Бібліографічний опис:
Kovalenko Danylo. Text-Guided 3D Synthesis with Latent Diffusion Models, Faculty of Applied Sciences, Department of Computer Sciences. Lviv 2023, 38 p.
Короткий опис (реферат):
The emergence of diffusion models has greatly impacted the field of deep generative
models, establishing them as a powerful family of models with unparalleled performance in various applications such as text-to-image, image-to-image, and text-toaudio tasks. In this work, we aim to propose a solution for text-guided 3D synthesis
using denoising diffusion probabilistic models, while minimizing the memory and
computational requirements. Our goal is to achieve high-quality and high-fidelity
3D object generation conditioned by text or a label in a number of seconds. We propose to use a triplane space parametrization in combination with a Latent Diffusion
Model (LDM) to generate smooth and coherent geometry. The LDM is trained on
the large-scale text-3d dataset and is used as a latent triplane texture generator.

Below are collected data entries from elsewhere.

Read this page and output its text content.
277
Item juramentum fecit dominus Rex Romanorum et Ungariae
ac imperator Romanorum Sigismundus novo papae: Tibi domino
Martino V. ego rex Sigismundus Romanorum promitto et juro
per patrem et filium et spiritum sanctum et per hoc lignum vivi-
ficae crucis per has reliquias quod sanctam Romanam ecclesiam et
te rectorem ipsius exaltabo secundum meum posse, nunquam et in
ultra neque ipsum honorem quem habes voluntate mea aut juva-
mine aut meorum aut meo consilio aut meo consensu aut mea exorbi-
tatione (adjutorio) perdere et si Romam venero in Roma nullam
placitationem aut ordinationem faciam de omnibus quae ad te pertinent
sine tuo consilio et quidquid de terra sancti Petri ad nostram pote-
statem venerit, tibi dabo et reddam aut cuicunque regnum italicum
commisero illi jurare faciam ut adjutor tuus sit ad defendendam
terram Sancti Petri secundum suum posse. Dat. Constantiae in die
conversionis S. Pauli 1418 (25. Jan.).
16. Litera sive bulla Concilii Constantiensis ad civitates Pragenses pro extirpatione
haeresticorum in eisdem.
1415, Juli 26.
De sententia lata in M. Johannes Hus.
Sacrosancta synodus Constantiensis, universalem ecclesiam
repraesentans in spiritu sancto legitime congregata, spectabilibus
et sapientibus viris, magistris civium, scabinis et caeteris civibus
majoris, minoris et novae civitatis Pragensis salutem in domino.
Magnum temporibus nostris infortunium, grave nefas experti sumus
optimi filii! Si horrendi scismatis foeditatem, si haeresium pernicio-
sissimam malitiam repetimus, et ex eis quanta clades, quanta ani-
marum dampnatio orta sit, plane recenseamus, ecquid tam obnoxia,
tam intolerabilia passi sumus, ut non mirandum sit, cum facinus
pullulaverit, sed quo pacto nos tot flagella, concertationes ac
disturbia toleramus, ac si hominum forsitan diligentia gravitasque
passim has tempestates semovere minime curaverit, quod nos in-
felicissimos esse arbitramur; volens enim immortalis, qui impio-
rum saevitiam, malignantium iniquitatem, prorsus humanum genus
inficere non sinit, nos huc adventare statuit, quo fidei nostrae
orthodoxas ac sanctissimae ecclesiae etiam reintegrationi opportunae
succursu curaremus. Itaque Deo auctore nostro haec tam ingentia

By
using a triplane space parametrization, we aim to improve the efficiency of the space
representation and reduce the computational cost of synthesis. We will also give a
theoretical justification that this kind of parametrization of 3d space is capable of
containing not only information about the geometry but also about the color and
reflectivity of the figure. Additionally, we use an implicit neural renderer to decode
geometry details from triplane textures.